U.S. job growth blew past expectations in the first month of the year as the labor market continued to breeze through inflation-fighting monetary tightening by the Federal Reserve.
The Labor Department released its monthly jobs report for January at 8:30 a.m. ET on Friday. Here are the numbers, compared to Wall Street estimates:
- Non-farm payrolls: +517,000 vs. +188,000 expected
- Unemployment rate: 3.4% vs. 3.6% expected
- Average hourly earnings, month-over-month: +0.3% vs +0.3% expected
- Average hourly earnings, year-over-year: +4.4% vs. +4.3% expected
Friday’s shock numbers mark a sharp jump from the prior month, which saw payrolls rise by an upwardly revised 260,000. The unemployment rate slipped to 3.4% in January, the lowest since 1969.
The blowout figures come just as the employment picture began to show some signs of moderation, with monthly data on a downtrend in recent months before January’s outlier report.
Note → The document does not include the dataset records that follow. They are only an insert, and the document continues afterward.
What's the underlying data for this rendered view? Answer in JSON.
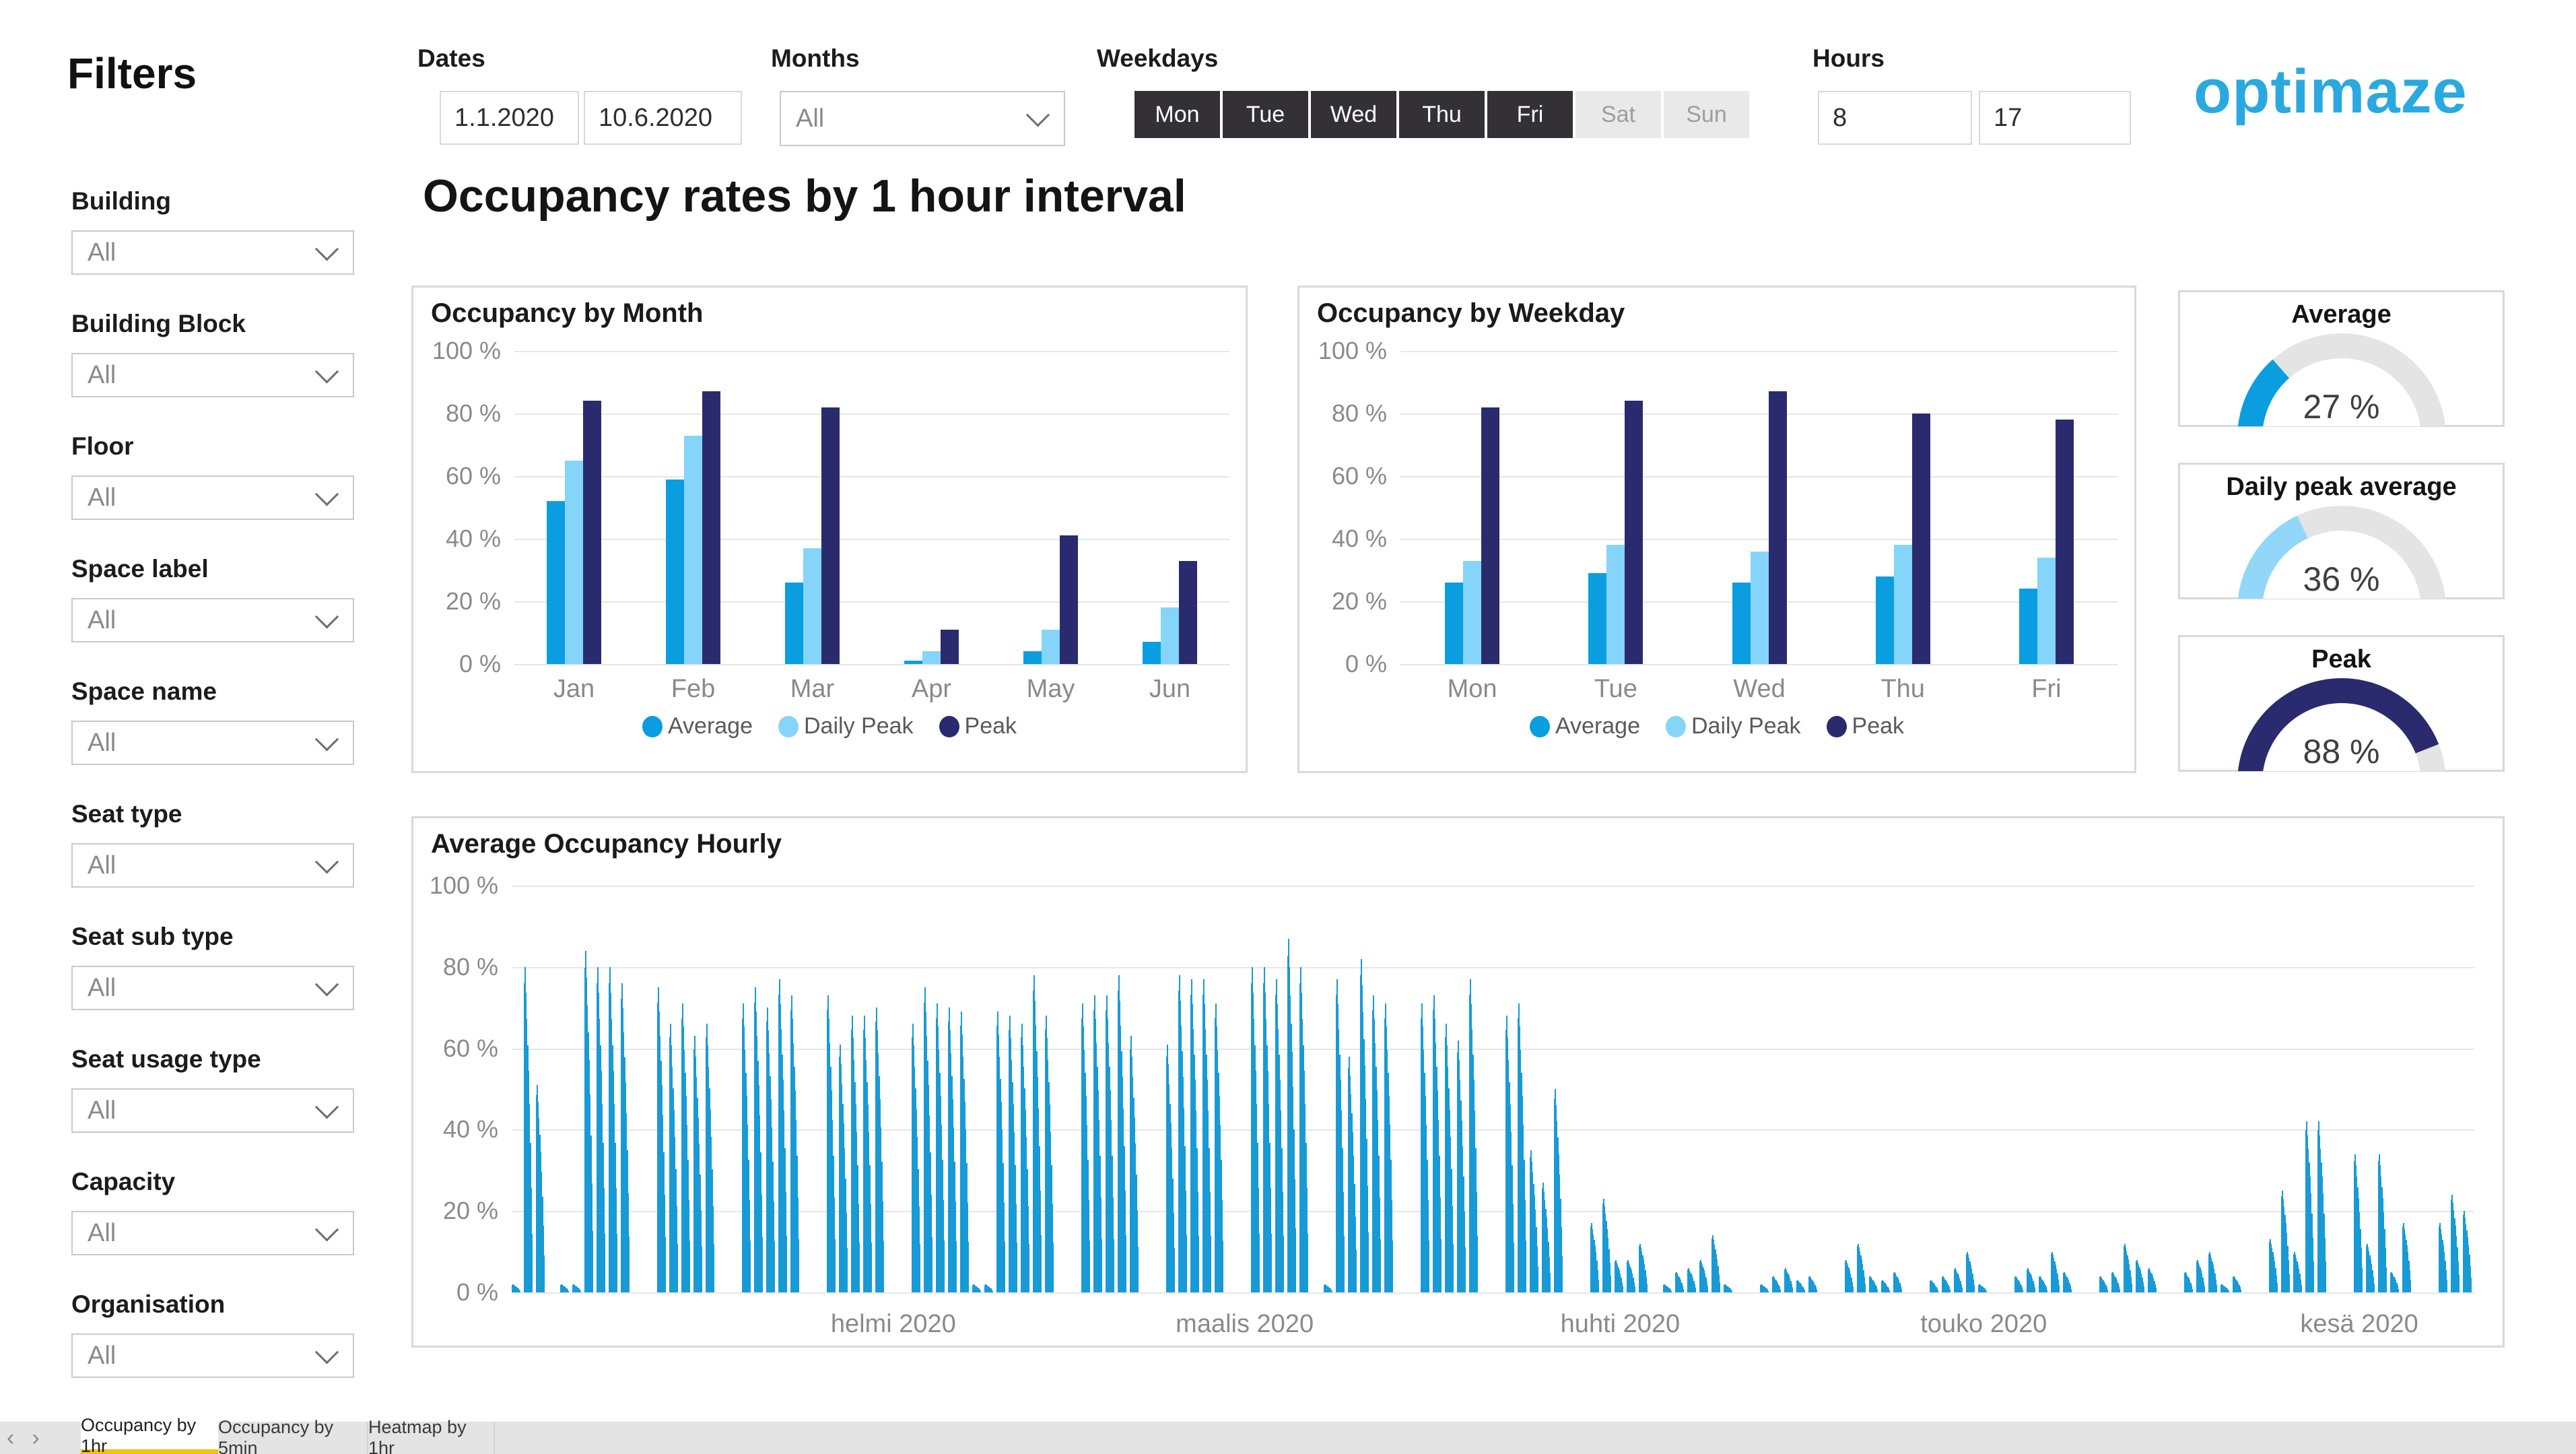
{
  "sidebar": {
    "title": "Filters",
    "filters": [
      {
        "label": "Building",
        "value": "All"
      },
      {
        "label": "Building Block",
        "value": "All"
      },
      {
        "label": "Floor",
        "value": "All"
      },
      {
        "label": "Space label",
        "value": "All"
      },
      {
        "label": "Space name",
        "value": "All"
      },
      {
        "label": "Seat type",
        "value": "All"
      },
      {
        "label": "Seat sub type",
        "value": "All"
      },
      {
        "label": "Seat usage type",
        "value": "All"
      },
      {
        "label": "Capacity",
        "value": "All"
      },
      {
        "label": "Organisation",
        "value": "All"
      }
    ]
  },
  "topbar": {
    "dates": {
      "label": "Dates",
      "from": "1.1.2020",
      "to": "10.6.2020"
    },
    "months": {
      "label": "Months",
      "value": "All"
    },
    "weekdays": {
      "label": "Weekdays",
      "days": [
        {
          "label": "Mon",
          "selected": true
        },
        {
          "label": "Tue",
          "selected": true
        },
        {
          "label": "Wed",
          "selected": true
        },
        {
          "label": "Thu",
          "selected": true
        },
        {
          "label": "Fri",
          "selected": true
        },
        {
          "label": "Sat",
          "selected": false
        },
        {
          "label": "Sun",
          "selected": false
        }
      ]
    },
    "hours": {
      "label": "Hours",
      "from": "8",
      "to": "17"
    },
    "logo_text": "optimaze"
  },
  "main": {
    "title": "Occupancy rates by 1 hour interval"
  },
  "colors": {
    "average_blue": "#0a9ee0",
    "daily_peak_light_blue": "#85d4fa",
    "peak_navy": "#2a2b6e",
    "hourly_bar_blue": "#189ad6",
    "logo_cyan": "#2aa9e0",
    "gauge_track_gray": "#e4e4e4",
    "active_tab_underline_yellow": "#f2c30f",
    "weekday_selected_bg": "#333135"
  },
  "gauges": [
    {
      "title": "Average",
      "value": 27,
      "display": "27 %",
      "color": "#0a9ee0"
    },
    {
      "title": "Daily peak average",
      "value": 36,
      "display": "36 %",
      "color": "#93d7f8"
    },
    {
      "title": "Peak",
      "value": 88,
      "display": "88 %",
      "color": "#2a2b6e"
    }
  ],
  "tabbar": {
    "prev": "‹",
    "next": "›",
    "tabs": [
      {
        "label": "Occupancy by 1hr",
        "active": true
      },
      {
        "label": "Occupancy by 5min",
        "active": false
      },
      {
        "label": "Heatmap by 1hr",
        "active": false
      }
    ]
  },
  "chart_data": [
    {
      "id": "month",
      "type": "bar",
      "title": "Occupancy by Month",
      "categories": [
        "Jan",
        "Feb",
        "Mar",
        "Apr",
        "May",
        "Jun"
      ],
      "series": [
        {
          "name": "Average",
          "color": "#0a9ee0",
          "values": [
            52,
            59,
            26,
            1,
            4,
            7
          ]
        },
        {
          "name": "Daily Peak",
          "color": "#85d4fa",
          "values": [
            65,
            73,
            37,
            4,
            11,
            18
          ]
        },
        {
          "name": "Peak",
          "color": "#2a2b6e",
          "values": [
            84,
            87,
            82,
            11,
            41,
            33
          ]
        }
      ],
      "ylim": [
        0,
        100
      ],
      "ytick_labels": [
        "100 %",
        "80 %",
        "60 %",
        "40 %",
        "20 %",
        "0 %"
      ],
      "grid": true,
      "legend_position": "bottom"
    },
    {
      "id": "weekday",
      "type": "bar",
      "title": "Occupancy by Weekday",
      "categories": [
        "Mon",
        "Tue",
        "Wed",
        "Thu",
        "Fri"
      ],
      "series": [
        {
          "name": "Average",
          "color": "#0a9ee0",
          "values": [
            26,
            29,
            26,
            28,
            24
          ]
        },
        {
          "name": "Daily Peak",
          "color": "#85d4fa",
          "values": [
            33,
            38,
            36,
            38,
            34
          ]
        },
        {
          "name": "Peak",
          "color": "#2a2b6e",
          "values": [
            82,
            84,
            87,
            80,
            78
          ]
        }
      ],
      "ylim": [
        0,
        100
      ],
      "ytick_labels": [
        "100 %",
        "80 %",
        "60 %",
        "40 %",
        "20 %",
        "0 %"
      ],
      "grid": true,
      "legend_position": "bottom"
    },
    {
      "id": "hourly",
      "type": "bar",
      "title": "Average Occupancy Hourly",
      "ylim": [
        0,
        100
      ],
      "ytick_labels": [
        "100 %",
        "80 %",
        "60 %",
        "40 %",
        "20 %",
        "0 %"
      ],
      "grid": true,
      "bar_color": "#189ad6",
      "x_unit": "day (1.1.2020 - 10.6.2020), ten 1-hour bars per day 8-17, weekends near zero",
      "intraday_profile": [
        0.95,
        1,
        0.92,
        0.84,
        0.76,
        0.68,
        0.58,
        0.46,
        0.32,
        0.18
      ],
      "daily_peak_values": [
        2,
        80,
        51,
        0,
        2,
        2,
        84,
        80,
        80,
        76,
        0,
        0,
        75,
        66,
        71,
        63,
        66,
        0,
        0,
        71,
        75,
        70,
        77,
        73,
        0,
        0,
        73,
        61,
        68,
        68,
        70,
        0,
        0,
        66,
        75,
        71,
        70,
        69,
        2,
        2,
        69,
        68,
        66,
        78,
        68,
        0,
        0,
        71,
        73,
        73,
        78,
        63,
        0,
        0,
        61,
        78,
        77,
        77,
        71,
        0,
        0,
        80,
        80,
        77,
        87,
        80,
        0,
        2,
        77,
        58,
        82,
        73,
        71,
        0,
        0,
        71,
        73,
        66,
        62,
        77,
        0,
        0,
        68,
        71,
        35,
        27,
        50,
        0,
        0,
        17,
        23,
        8,
        8,
        12,
        0,
        2,
        5,
        6,
        8,
        14,
        2,
        0,
        0,
        2,
        4,
        6,
        3,
        4,
        0,
        0,
        8,
        12,
        4,
        3,
        5,
        0,
        0,
        3,
        4,
        6,
        10,
        2,
        0,
        0,
        4,
        6,
        4,
        10,
        5,
        0,
        0,
        4,
        5,
        12,
        8,
        6,
        0,
        0,
        5,
        8,
        10,
        2,
        4,
        0,
        0,
        13,
        25,
        10,
        42,
        42,
        0,
        0,
        34,
        12,
        34,
        5,
        17,
        0,
        0,
        17,
        24,
        20
      ],
      "month_ticks": [
        {
          "label": "helmi 2020",
          "day_index": 31
        },
        {
          "label": "maalis 2020",
          "day_index": 60
        },
        {
          "label": "huhti 2020",
          "day_index": 91
        },
        {
          "label": "touko 2020",
          "day_index": 121
        },
        {
          "label": "kesä 2020",
          "day_index": 152
        }
      ]
    }
  ]
}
The Federal Reserve has raised interest rates by 450 basis points, or 4.5%, since March 2022 in an effort to slow the economy and rein in inflation. Friday’s data shows that even with these moves, the U.S. labor market remains strong.
U.S. stock futures fell following the release as the latest data defied investor optimism the Federal Reserve may pause its interest rate-hiking campaign in coming months. Stocks pared some losses early into the session on Friday but remained in red figures.
On Wednesday after the U.S. central bank delivered its latest interest rate hike, Fed Chair Jerome Powell said the labor market continues to be out of balance, and that reducing inflation is likely to require a period of below-trend growth and some softening of labor market conditions.
“This is a labor market on heat. Nobody would have expected a number as monstrous as this!” Principal Asset Management chief global strategist Seema Shah said in a note. “Is Fed Chair Jerome Powell now wondering why he didn’t push back on the loosening in financial conditions?”
“It’s difficult to see how wage pressures can possibly soften sufficiently when jobs growth is as strong as this and it’s even more difficult to see the Fed stop raising rates and entertain ideas of rate cuts when there is such explosive economic news coming in,” Shah added.
Average hourly earnings rose by 0.3%, on par with the monthly increase in December. On an annual basis, wages rose 4.4% in January, a slightly slower pace from 4.6% in December. The labor force participation rate ticked up to 62.4%.
Gains were widespread across industries, with the largest increases seen across leisure and hospitality, professional and business services, and health care.
Leisure and hospitality, one of the industries hardest hit by the pandemic, continued its strong recovery, with employers adding 128,000 jobs in January. Employment in the sector remains 495,000 jobs, or 2.9% short of its pre-pandemic February 2020 level but is steadily narrowing.
Employment in professional and business services rose by 82,000 jobs, while health care added 58,000 jobs in January.